Summary
This global scenario modelling study explores the relative contributions of supply-side and demand-side interventions to achieving a sustainable food system by 2050. Using four contrasting livestock futures and paired dietary variants, the authors found that achieving food security with available cropland depends on the combined effect of production intensification (to North-Western European levels), closing yield gaps by 50%, and reducing waste by 50%. The analysis illustrates that neither production efficiency nor dietary change alone is sufficient; rather, the sufficiency of global cropland is contingent on all three factors working together.
UK applicability
The study's assumption that livestock intensification to North-Western European standards is feasible and environmentally sustainable is directly relevant to UK policy and farming practice, as the UK already operates at comparable intensification levels.
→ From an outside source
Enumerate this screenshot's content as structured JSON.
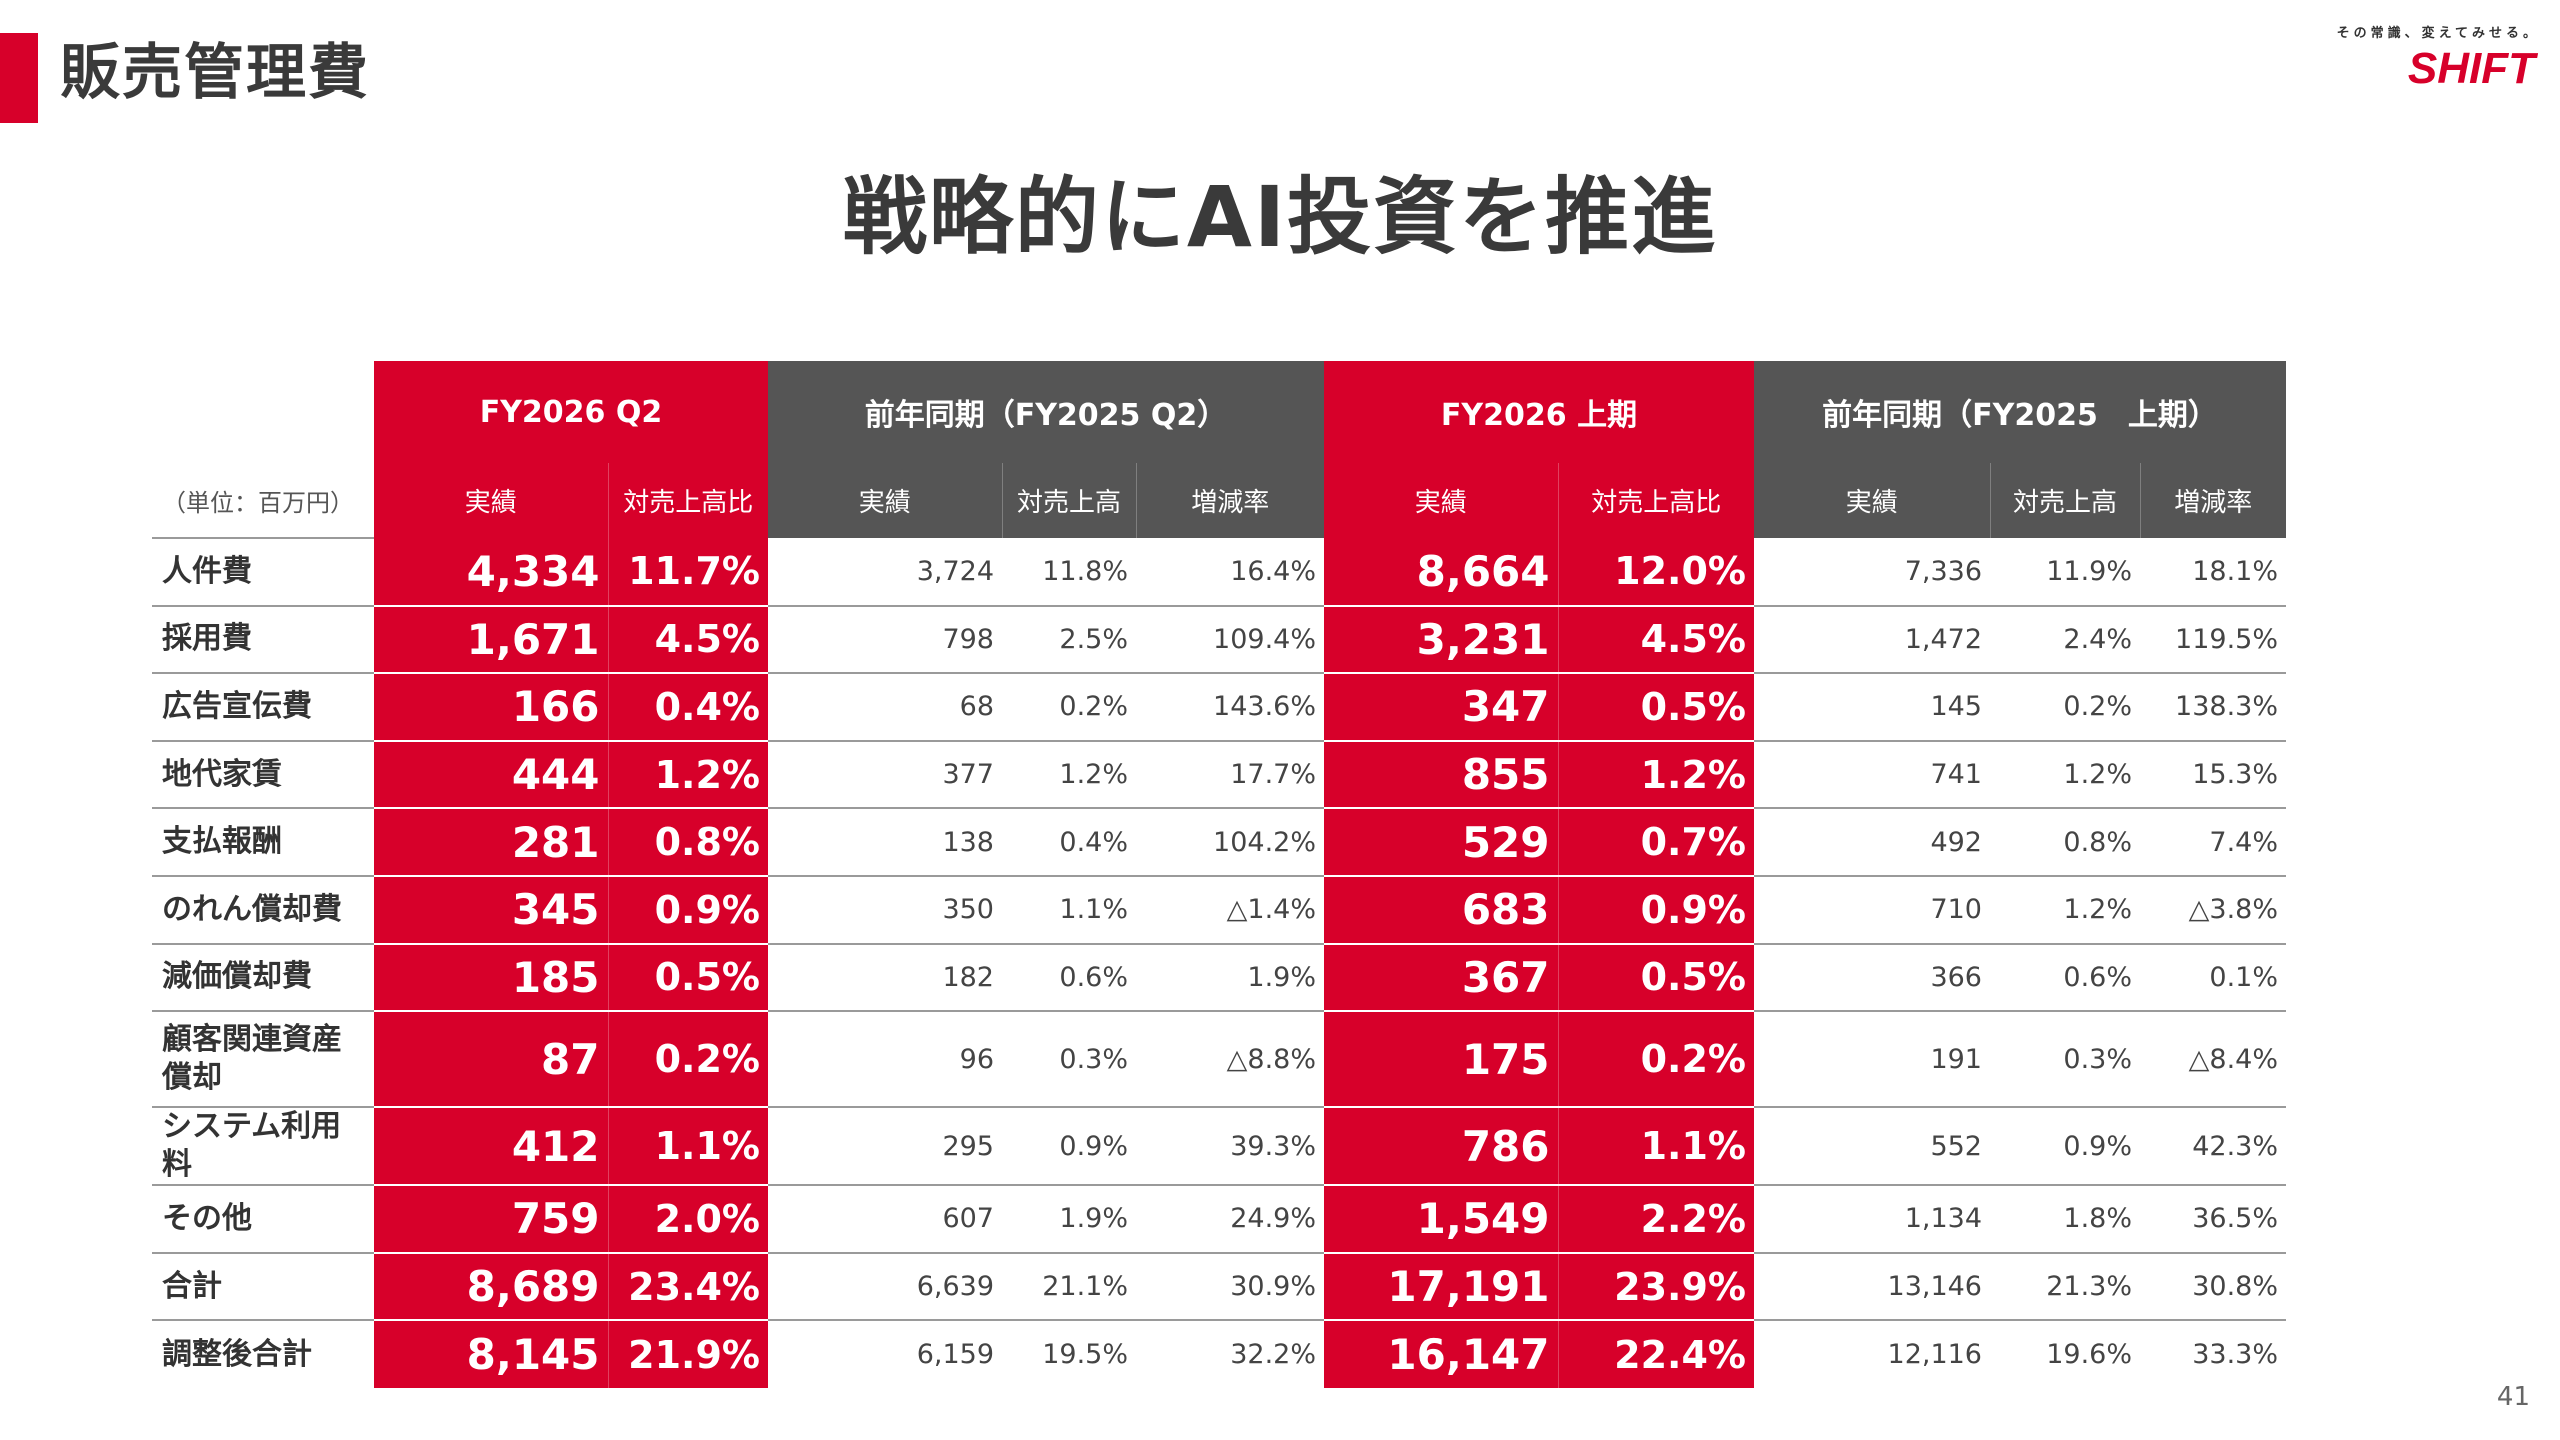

However, the findings suggest that UK-level intensification alone is insufficient without global yield improvements and waste reductions, indicating that domestic productivity gains must be coupled with international agricultural development and circular economy measures.
Key measures
Global land use (hectares); greenhouse gas emissions; cropland sufficiency; livestock production intensity; yield gaps; waste levels
Outcomes reported
The study modelled global land use and greenhouse gas emissions across four contrasting livestock production futures (intensification, plant-based transition, artificial meat/dairy, and ecological leftovers production) combined with two dietary scenarios (trend-based and healthy diet), with variant assumptions on yield increases and waste reduction. Results demonstrated that available cropland sufficiency depends critically on the interaction between production intensification, productivity improvements, and waste reduction.